Frank admired her powerful swing as much as the repetitive motions of her muscular arms. He stood at the edge of the pavement, his heart beating fast. His dream was that football would take him to college, to a better life. He knew Dedra had a dream too: to be the next Althea Gibson.
Finally, Dedra missed a return, and the ball rolled next to Frank’s feet.
“Frank Woods, how long have you been standing there? Are you watching me?”
She walked toward him, the tennis racket swinging by her side. A rosy glow accented her big smile.
“Sure I was. You’re really good. When are you going to play against a person? That wall can’t take much more of you.”
“None of the other girls are interested. There’s no court, and the volleyball net is too high.” Dedra shook her head. “Football practice must have ended a while ago. What are you still doing here?”
“I was with Coach.”
Dedra zipped her tennis racket into its case and wiped her face with a small towel. “Well, I’d better get going.”
Frank didn’t want the moment to end. “Can I walk you home?”
Dedra lived a mile past his house on a small farm, and the trip would make him later than he already was, but he didn’t care.
Dedra’s smile faded. “No, my daddy wouldn’t like that.”
“He’d rather have you walk alone?”
“No, he doesn’t know I stay here after the other girls leave. But he’s strict about boys visiting. If he saw you without knowing about it first, it would be the last time you could come over.”
Relieved that she was refusing him only because
of her father’s rules, Frank gathered the courage to try once more. “Can we walk as far as the road splits off?”
“Sure, and then you can tell me why you were talking to your coach.”

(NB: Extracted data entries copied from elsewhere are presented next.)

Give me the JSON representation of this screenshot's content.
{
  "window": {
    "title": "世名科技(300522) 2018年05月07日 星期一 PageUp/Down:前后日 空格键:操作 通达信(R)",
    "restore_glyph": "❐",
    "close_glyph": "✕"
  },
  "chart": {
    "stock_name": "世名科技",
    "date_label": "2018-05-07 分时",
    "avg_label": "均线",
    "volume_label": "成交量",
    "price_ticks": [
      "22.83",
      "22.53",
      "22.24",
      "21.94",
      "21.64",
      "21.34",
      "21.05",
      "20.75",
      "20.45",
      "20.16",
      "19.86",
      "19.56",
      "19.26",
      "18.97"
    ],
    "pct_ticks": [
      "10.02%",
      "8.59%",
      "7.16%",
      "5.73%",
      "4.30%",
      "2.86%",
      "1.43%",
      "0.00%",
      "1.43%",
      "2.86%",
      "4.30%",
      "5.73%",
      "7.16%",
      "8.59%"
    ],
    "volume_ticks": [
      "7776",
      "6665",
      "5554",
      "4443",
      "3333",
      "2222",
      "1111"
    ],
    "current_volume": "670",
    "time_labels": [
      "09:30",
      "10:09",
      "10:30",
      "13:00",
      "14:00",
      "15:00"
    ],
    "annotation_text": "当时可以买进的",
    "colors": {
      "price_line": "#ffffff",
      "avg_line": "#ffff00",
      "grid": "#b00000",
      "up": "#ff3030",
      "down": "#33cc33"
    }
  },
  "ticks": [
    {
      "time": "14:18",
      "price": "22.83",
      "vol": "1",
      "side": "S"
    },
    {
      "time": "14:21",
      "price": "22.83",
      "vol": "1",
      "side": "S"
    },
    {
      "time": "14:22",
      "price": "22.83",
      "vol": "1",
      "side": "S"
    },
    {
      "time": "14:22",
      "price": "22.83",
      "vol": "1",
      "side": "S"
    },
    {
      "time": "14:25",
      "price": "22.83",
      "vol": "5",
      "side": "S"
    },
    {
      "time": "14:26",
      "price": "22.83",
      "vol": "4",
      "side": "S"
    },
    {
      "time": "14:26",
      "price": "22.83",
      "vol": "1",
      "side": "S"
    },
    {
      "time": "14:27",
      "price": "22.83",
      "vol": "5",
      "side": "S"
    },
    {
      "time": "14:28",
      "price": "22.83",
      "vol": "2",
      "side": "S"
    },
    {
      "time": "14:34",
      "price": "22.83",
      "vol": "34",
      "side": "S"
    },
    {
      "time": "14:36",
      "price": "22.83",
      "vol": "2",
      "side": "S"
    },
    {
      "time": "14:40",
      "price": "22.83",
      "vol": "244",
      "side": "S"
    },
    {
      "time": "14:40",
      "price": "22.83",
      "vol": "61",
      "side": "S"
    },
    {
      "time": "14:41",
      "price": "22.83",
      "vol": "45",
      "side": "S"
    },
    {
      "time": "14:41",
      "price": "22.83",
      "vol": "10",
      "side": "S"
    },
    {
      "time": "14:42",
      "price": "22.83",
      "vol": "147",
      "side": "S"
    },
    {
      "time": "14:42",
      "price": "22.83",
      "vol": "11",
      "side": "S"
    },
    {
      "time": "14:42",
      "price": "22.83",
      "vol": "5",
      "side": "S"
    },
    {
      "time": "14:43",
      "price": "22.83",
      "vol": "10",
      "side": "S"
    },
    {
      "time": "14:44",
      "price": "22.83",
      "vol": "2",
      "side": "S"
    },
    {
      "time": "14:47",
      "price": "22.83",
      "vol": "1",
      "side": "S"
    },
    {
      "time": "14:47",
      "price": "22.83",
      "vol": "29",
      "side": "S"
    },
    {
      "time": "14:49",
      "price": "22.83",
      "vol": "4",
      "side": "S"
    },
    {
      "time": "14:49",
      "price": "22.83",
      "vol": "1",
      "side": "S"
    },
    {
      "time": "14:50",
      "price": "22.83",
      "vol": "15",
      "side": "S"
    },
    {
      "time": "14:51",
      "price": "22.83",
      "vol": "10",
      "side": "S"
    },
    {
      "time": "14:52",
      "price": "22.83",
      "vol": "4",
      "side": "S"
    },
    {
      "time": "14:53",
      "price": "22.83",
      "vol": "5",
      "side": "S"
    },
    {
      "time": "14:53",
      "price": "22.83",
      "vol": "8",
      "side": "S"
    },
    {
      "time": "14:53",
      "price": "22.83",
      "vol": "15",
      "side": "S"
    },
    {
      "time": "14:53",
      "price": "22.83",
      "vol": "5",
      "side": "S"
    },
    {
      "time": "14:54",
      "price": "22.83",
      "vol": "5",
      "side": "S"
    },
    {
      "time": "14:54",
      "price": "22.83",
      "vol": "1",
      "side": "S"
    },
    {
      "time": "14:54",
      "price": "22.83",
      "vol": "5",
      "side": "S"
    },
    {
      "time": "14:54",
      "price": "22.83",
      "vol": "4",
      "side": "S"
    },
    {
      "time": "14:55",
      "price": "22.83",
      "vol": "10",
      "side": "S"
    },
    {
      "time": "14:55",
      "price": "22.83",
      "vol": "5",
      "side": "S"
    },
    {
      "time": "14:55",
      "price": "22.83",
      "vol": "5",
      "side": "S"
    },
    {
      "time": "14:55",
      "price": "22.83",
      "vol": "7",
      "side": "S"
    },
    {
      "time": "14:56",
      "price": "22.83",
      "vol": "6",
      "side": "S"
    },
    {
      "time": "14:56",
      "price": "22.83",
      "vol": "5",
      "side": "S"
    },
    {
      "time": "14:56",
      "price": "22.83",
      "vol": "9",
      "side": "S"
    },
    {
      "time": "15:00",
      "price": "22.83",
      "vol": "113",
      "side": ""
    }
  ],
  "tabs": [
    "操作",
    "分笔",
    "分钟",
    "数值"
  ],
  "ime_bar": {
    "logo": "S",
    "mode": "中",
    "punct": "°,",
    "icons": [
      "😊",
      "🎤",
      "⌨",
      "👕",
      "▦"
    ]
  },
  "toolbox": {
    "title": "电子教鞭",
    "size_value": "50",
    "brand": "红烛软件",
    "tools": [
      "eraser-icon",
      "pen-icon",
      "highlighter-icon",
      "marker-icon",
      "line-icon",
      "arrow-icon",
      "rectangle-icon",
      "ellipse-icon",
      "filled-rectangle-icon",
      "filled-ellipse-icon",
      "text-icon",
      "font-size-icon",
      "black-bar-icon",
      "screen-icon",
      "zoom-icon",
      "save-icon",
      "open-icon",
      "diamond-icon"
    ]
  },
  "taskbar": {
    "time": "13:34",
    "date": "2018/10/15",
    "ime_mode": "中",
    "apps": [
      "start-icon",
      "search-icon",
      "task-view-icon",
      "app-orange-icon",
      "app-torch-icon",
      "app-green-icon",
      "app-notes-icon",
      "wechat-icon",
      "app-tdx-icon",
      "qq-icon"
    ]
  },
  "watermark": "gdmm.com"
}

Without asking, Frank lifted her bag full of books and tennis balls, and they headed down the road past the school.
Chapter 8
Evelyn
Thursday, September 11, 1969
Retreating behind her home’s heavy oak door always made Evelyn feel safe. But not tonight. She was upset. Upset that her friend’s picture was on the front page of the newspaper. Upset that she had become emotional in front of Colleen as she’d told the story. What had she been thinking?
That Colleen. How could a white teacher know how to teach these youngsters? A white woman with no history in this part of the world, who’d never been to church with her students, who didn’t know their brothers, sisters, parents. Who’d be gone soon enough, most likely.
Evelyn sat heavily at her kitchen table, with its one place mat, and waited for the water to boil for tea. She’d lived alone since her parents had passed.
The newspaper was still open to the photo, just as she’d left it. Mildred’s face was in the center of the picture. She looked determined and strong, her eyes fixed on the camera, and Evelyn felt a surge of admiration for her dear friend. By contrast, the Negro woman standing behind Mildred was looking down, fear creeping into the turn of her mouth.
The federal marshals who’d escorted the Negro teachers to their cars were in the picture too. Their heads and eyes were averted from the camera, as if they were embarrassed to be there. Evelyn read the article beneath the picture and raised her hand to cover her mouth. It included strong resistance in a comment credited to a middle-class white man: “No court order will ever end segregation down here. The government doesn’t understand.”